Lee Éxodo 6: 9 al 13. ¿Qué sucedió después y qué lecciones podemos extraer de esta historia acerca de los momentos de decepción y lucha en nuestra vida?
Los hebreos estaban tan descorazonados por su dolor, sufrimiento y duro trabajo que no escuchaban las palabras de Moisés, quien les aseguró que Dios intervendría para cumplir lo que prometió. Habían esperado tanto tiempo sin ver cumplidas sus expectativas. ¿Por qué habría de ser diferente ahora? Estaban perdiendo el ánimo y la esperanza, algo tanto más triste por cuanto aquella era tal vez la primera ocasión en la que habían tenido una esperanza fundada de liberación.
¿Quién no ha estado en una situación similar? ¿Quién no se ha sentido en algún momento deprimido, decepcionado, insatisfecho e incluso abandonado por Dios?

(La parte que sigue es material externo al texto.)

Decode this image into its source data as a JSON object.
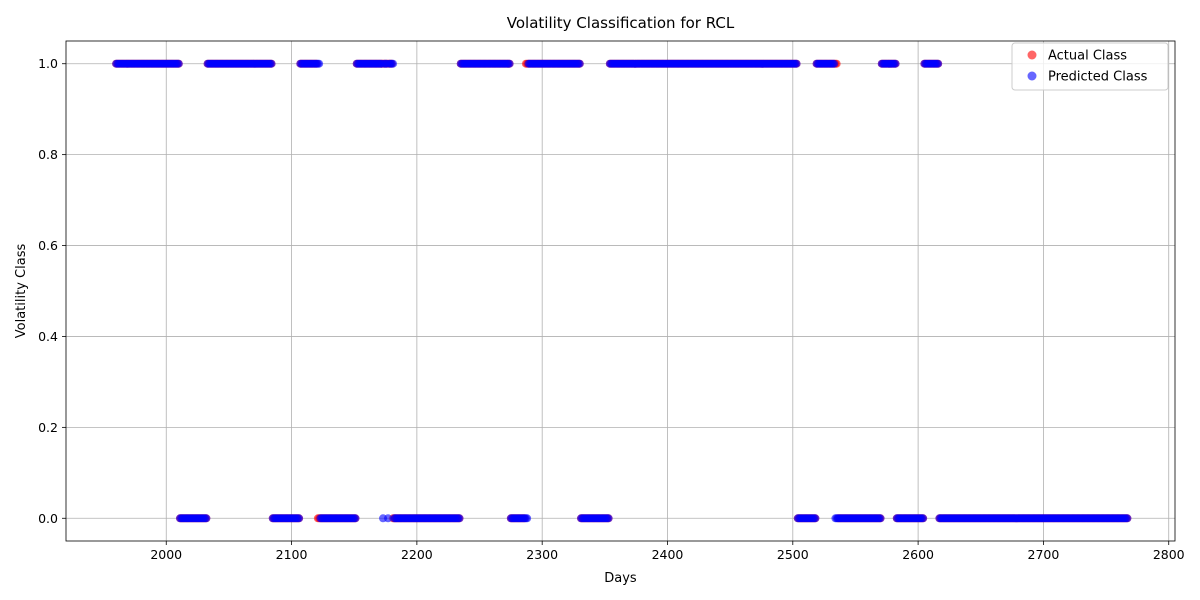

¿Recuerdas la historia de Job? ¿Y la de Asaf, un salmista que luchaba con sus preguntas acerca de la prosperidad de los malvados y el sufrimiento de los justos? Sin embargo, a pesar de sus luchas, Asaf dio expresión a una de las más bellas confesiones de fe: «Pero yo siempre estoy contigo, pues tú me sostienes de la mano derecha. Me guías con tu consejo, y más tarde me acogerás en gloria. ¿A quién tengo en el cielo sino a ti? Si estoy contigo, ya nada quiero en la tierra. Podrán desfallecer mi cuerpo y mi espíritu, pero Dios fortalece mi corazón; él es mi herencia eterna» (Sal. 73: 23–26, NVI).
A través de la historia sagrada, Dios ha asegurado a su pueblo que él está con ellos (Isa. 41: 13; Mat. 28: 20). Él les da su paz, su consuelo, y los fortalece para superar los desafíos de la vida (Juan 14: 27; 16: 33; Fil. 4: 6, 7).
La declaración pactual: «Los haré mi pueblo y seré su Dios» (Éxo. 6: 7) expresa la relación íntima que el Señor desea tener con ellos.
Piensa en la declaración «los haré mi pueblo y seré su Dios» (Éxo. 6: 7). Aunque el contexto de ella es corporativo, ¿cómo se aplica a cada uno de nosotros individualmente y cómo debería esa relación ponerse de manifiesto diariamente en nuestra vida? (Ver también 2 Cor. 6: 16).
Jueves, Julio 17
Como dios para faraón
Lee Éxodo 6: 28 a 7: 7. ¿Cómo responde el Señor a la objeción de Moisés?
Dios se presenta a Moisés como Yahvé, lo que significa que es el Dios personal y cercano, el Dios de su pueblo, el Dios que entabló una relación de pacto con ellos.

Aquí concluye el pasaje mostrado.